Baryschnikow hofft, dass er eines Tages ein eigenes Geschäft mit Kryptowährungen in Bischkek eröffnen kann. „Ich würde sehr gerne selbst eine online-Tauschbörse für Bitcoins eröffnen. Ich habe bereits Gespräche mit Internetgeschäften und Business Katalysatoren geführt und beobachtet, dass es dafür eine Nachfrage gibt. Leider ist die Gesetzeslage nicht hilfreich. Ich möchte legal daran arbeiten, anders ist es einfach sinnlos“.
Die Benutzererfahrung
Mussa Maschitow benutzt schon seit vier Jahren Bitcoins. 2011 studierte er Finanzen in London, ein Kommilitone riet im dazu, Kryptowährungen zu kaufen. Er kaufte 100 Bitcoins für 3000 US Dollar.

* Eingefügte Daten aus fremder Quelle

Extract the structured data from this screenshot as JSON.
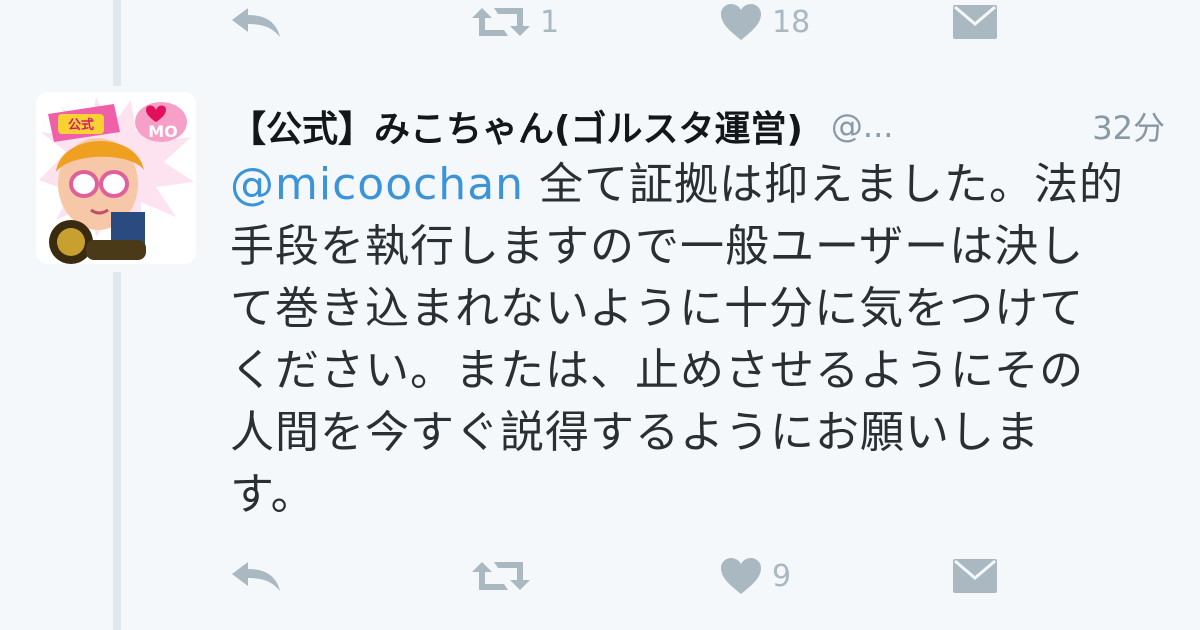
{
  "previous_tweet": {
    "retweet_count": "1",
    "like_count": "18"
  },
  "tweet": {
    "display_name": "【公式】みこちゃん(ゴルスタ運営)",
    "handle": "@...",
    "timestamp": "32分",
    "mention": "@micoochan",
    "text_lines": [
      " 全て証拠は抑えました。法的",
      "手段を執行しますので一般ユーザーは決し",
      "て巻き込まれないように十分に気をつけて",
      "ください。または、止めさせるようにその",
      "人間を今すぐ説得するようにお願いしま",
      "す。"
    ],
    "retweet_count": "",
    "like_count": "9"
  },
  "avatar": {
    "badge_text": "公式",
    "tag_text": "MO"
  },
  "colors": {
    "icon": "#aab8c2",
    "mention": "#3b94d9",
    "background": "#f5f8fa"
  },
  "icons": [
    "reply-icon",
    "retweet-icon",
    "heart-icon",
    "direct-message-icon"
  ]
}
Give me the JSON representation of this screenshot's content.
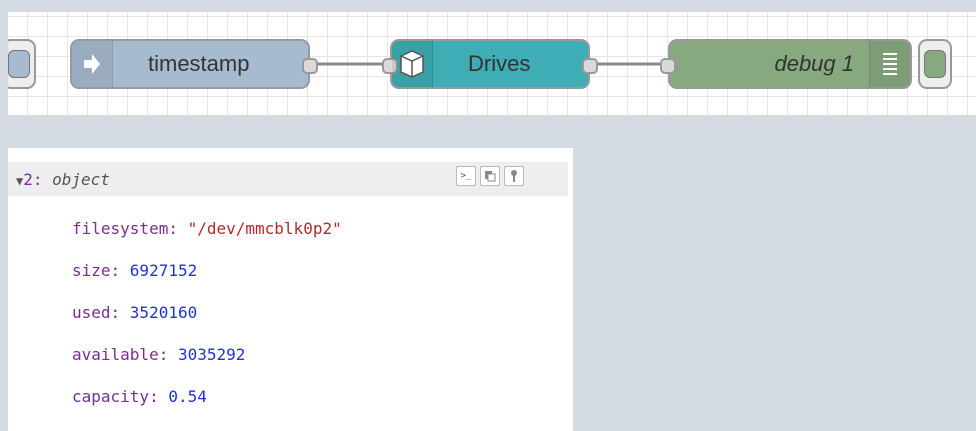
{
  "flow": {
    "nodes": {
      "inject": {
        "label": "timestamp",
        "color": "#a6bbcf"
      },
      "drives": {
        "label": "Drives",
        "color": "#3fadb5"
      },
      "debug": {
        "label": "debug 1",
        "color": "#87a980"
      }
    }
  },
  "debug_panel": {
    "item": {
      "index": "2",
      "type": "object"
    },
    "properties": [
      {
        "key": "filesystem",
        "value": "\"/dev/mmcblk0p2\"",
        "kind": "string"
      },
      {
        "key": "size",
        "value": "6927152",
        "kind": "number"
      },
      {
        "key": "used",
        "value": "3520160",
        "kind": "number"
      },
      {
        "key": "available",
        "value": "3035292",
        "kind": "number"
      },
      {
        "key": "capacity",
        "value": "0.54",
        "kind": "number"
      }
    ],
    "buttons": {
      "copy_path_icon": ">_",
      "copy_value_icon": "copy",
      "pin_icon": "pin"
    }
  }
}
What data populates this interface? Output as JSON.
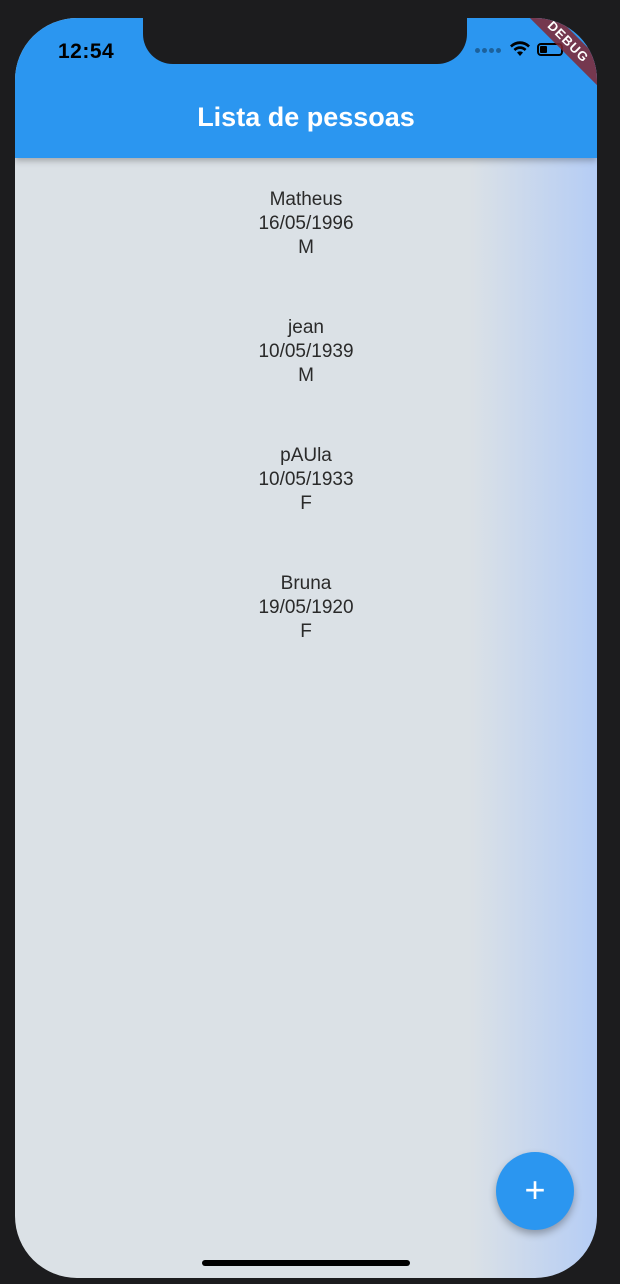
{
  "status_bar": {
    "time": "12:54",
    "battery_level": 0.35
  },
  "debug_banner": {
    "label": "DEBUG"
  },
  "app_bar": {
    "title": "Lista de pessoas"
  },
  "people": [
    {
      "name": "Matheus",
      "birth_date": "16/05/1996",
      "sex": "M"
    },
    {
      "name": "jean",
      "birth_date": "10/05/1939",
      "sex": "M"
    },
    {
      "name": "pAUla",
      "birth_date": "10/05/1933",
      "sex": "F"
    },
    {
      "name": "Bruna",
      "birth_date": "19/05/1920",
      "sex": "F"
    }
  ],
  "fab": {
    "icon": "plus-icon",
    "symbol": "+"
  },
  "colors": {
    "primary": "#2b96f0",
    "background": "#dbe1e6",
    "gradient_end": "#b5cdf5",
    "debug": "#822832"
  }
}
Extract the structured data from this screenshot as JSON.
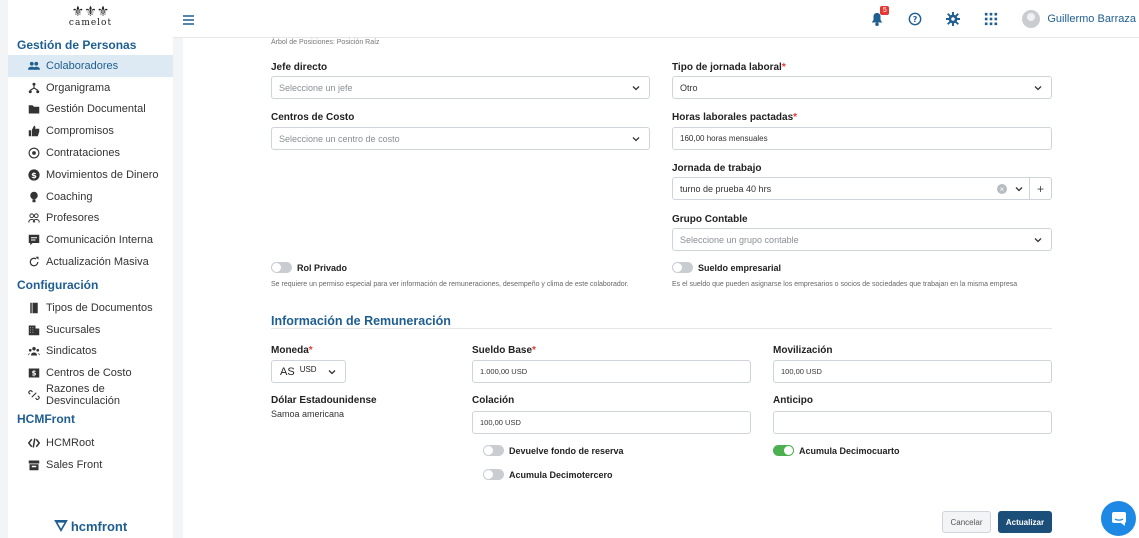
{
  "logo": {
    "crest": "⚜⚜⚜",
    "text": "camelot"
  },
  "sidebar": {
    "sections": [
      {
        "title": "Gestión de Personas",
        "items": [
          {
            "label": "Colaboradores",
            "icon": "users-icon",
            "active": true
          },
          {
            "label": "Organigrama",
            "icon": "org-chart-icon"
          },
          {
            "label": "Gestión Documental",
            "icon": "folder-icon"
          },
          {
            "label": "Compromisos",
            "icon": "thumbs-up-icon"
          },
          {
            "label": "Contrataciones",
            "icon": "target-icon"
          },
          {
            "label": "Movimientos de Dinero",
            "icon": "dollar-icon"
          },
          {
            "label": "Coaching",
            "icon": "lightbulb-icon"
          },
          {
            "label": "Profesores",
            "icon": "teachers-icon"
          },
          {
            "label": "Comunicación Interna",
            "icon": "message-icon"
          },
          {
            "label": "Actualización Masiva",
            "icon": "refresh-icon"
          }
        ]
      },
      {
        "title": "Configuración",
        "items": [
          {
            "label": "Tipos de Documentos",
            "icon": "book-icon"
          },
          {
            "label": "Sucursales",
            "icon": "building-icon"
          },
          {
            "label": "Sindicatos",
            "icon": "group-icon"
          },
          {
            "label": "Centros de Costo",
            "icon": "money-icon"
          },
          {
            "label": "Razones de Desvinculación",
            "icon": "unlink-icon"
          }
        ]
      },
      {
        "title": "HCMFront",
        "items": [
          {
            "label": "HCMRoot",
            "icon": "code-icon"
          },
          {
            "label": "Sales Front",
            "icon": "store-icon"
          }
        ]
      }
    ],
    "footer_logo": "hcmfront"
  },
  "topbar": {
    "notification_count": "5",
    "username": "Guillermo Barraza"
  },
  "form": {
    "breadcrumb": "Árbol de Posiciones: Posición Raíz",
    "jefe_directo": {
      "label": "Jefe directo",
      "placeholder": "Seleccione un jefe"
    },
    "centros_costo": {
      "label": "Centros de Costo",
      "placeholder": "Seleccione un centro de costo"
    },
    "tipo_jornada": {
      "label": "Tipo de jornada laboral",
      "required": "*",
      "value": "Otro"
    },
    "horas_pactadas": {
      "label": "Horas laborales pactadas",
      "required": "*",
      "value": "160,00 horas mensuales"
    },
    "jornada_trabajo": {
      "label": "Jornada de trabajo",
      "value": "turno de prueba 40 hrs"
    },
    "grupo_contable": {
      "label": "Grupo Contable",
      "placeholder": "Seleccione un grupo contable"
    },
    "rol_privado": {
      "label": "Rol Privado",
      "help": "Se requiere un permiso especial para ver información de remuneraciones, desempeño y clima de este colaborador.",
      "on": false
    },
    "sueldo_empresarial": {
      "label": "Sueldo empresarial",
      "help": "Es el sueldo que pueden asignarse los empresarios o socios de sociedades que trabajan en la misma empresa",
      "on": false
    }
  },
  "remuneracion": {
    "heading": "Información de Remuneración",
    "moneda": {
      "label": "Moneda",
      "required": "*",
      "prefix": "AS",
      "code": "USD"
    },
    "moneda_nombre": "Dólar Estadounidense",
    "moneda_pais": "Samoa americana",
    "sueldo_base": {
      "label": "Sueldo Base",
      "required": "*",
      "value": "1.000,00 USD"
    },
    "movilizacion": {
      "label": "Movilización",
      "value": "100,00 USD"
    },
    "colacion": {
      "label": "Colación",
      "value": "100,00 USD"
    },
    "anticipo": {
      "label": "Anticipo",
      "value": ""
    },
    "devuelve_fondo": {
      "label": "Devuelve fondo de reserva",
      "on": false
    },
    "acumula_decimotercero": {
      "label": "Acumula Decimotercero",
      "on": false
    },
    "acumula_decimocuarto": {
      "label": "Acumula Decimocuarto",
      "on": true
    }
  },
  "actions": {
    "cancel": "Cancelar",
    "update": "Actualizar"
  },
  "colors": {
    "primary": "#1e5e91",
    "accent": "#1e88e5",
    "success": "#4caf50",
    "danger": "#e53935"
  }
}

Nach zwei Jahren, als der Bitcoin-Kurs auf 100 US Dollar stieg, verkaufte er sie. Heute hält Maschitow keine Ersparnisse in Bitcoins, nutzt sie aber regelmäßig um Waren aus den Vereinigten Staaten und Europa zu kaufen.
Einst kaufte er sogar ein paar Iphones zum Wiederverkauf, aber so weit sind Bitcoins nicht verbreitet. Nicht genug für ein groß angelegtes Geschäft dieser Art.
Vor kurzem schloss er seine Firma, die Flugtickets nach Europa verkaufte. Die russische Krise reicht bis nach Kirgistan und viele können sich die Flüge ins Ausland nicht mehr leisten.
Mussa zog nach Moskau und gründete ein neues Geschäft zur Miete und Untermiete von Immobilien. Er ist aber eine seltene Ausnahme. Die Mehrheit der Einwohner Kirgistans haben nicht nur nie mit Bitcoins gehandelt, sondern wissen noch nicht einmal nicht von ihrer Existenz.
Eine neue Chance für Fremdarbeiter
So auch Asimbek, der vor drei Jahren aus seinem Dorf in Kirgistan nach Moskau gezogen ist. Von seinem Smartphone aus geht er jeden Tag ins Internet, hat aber von Bitcoins nie gehört. Er sagt, dass es Probleme mit den Geldüberweisungen in die Heimat gibt.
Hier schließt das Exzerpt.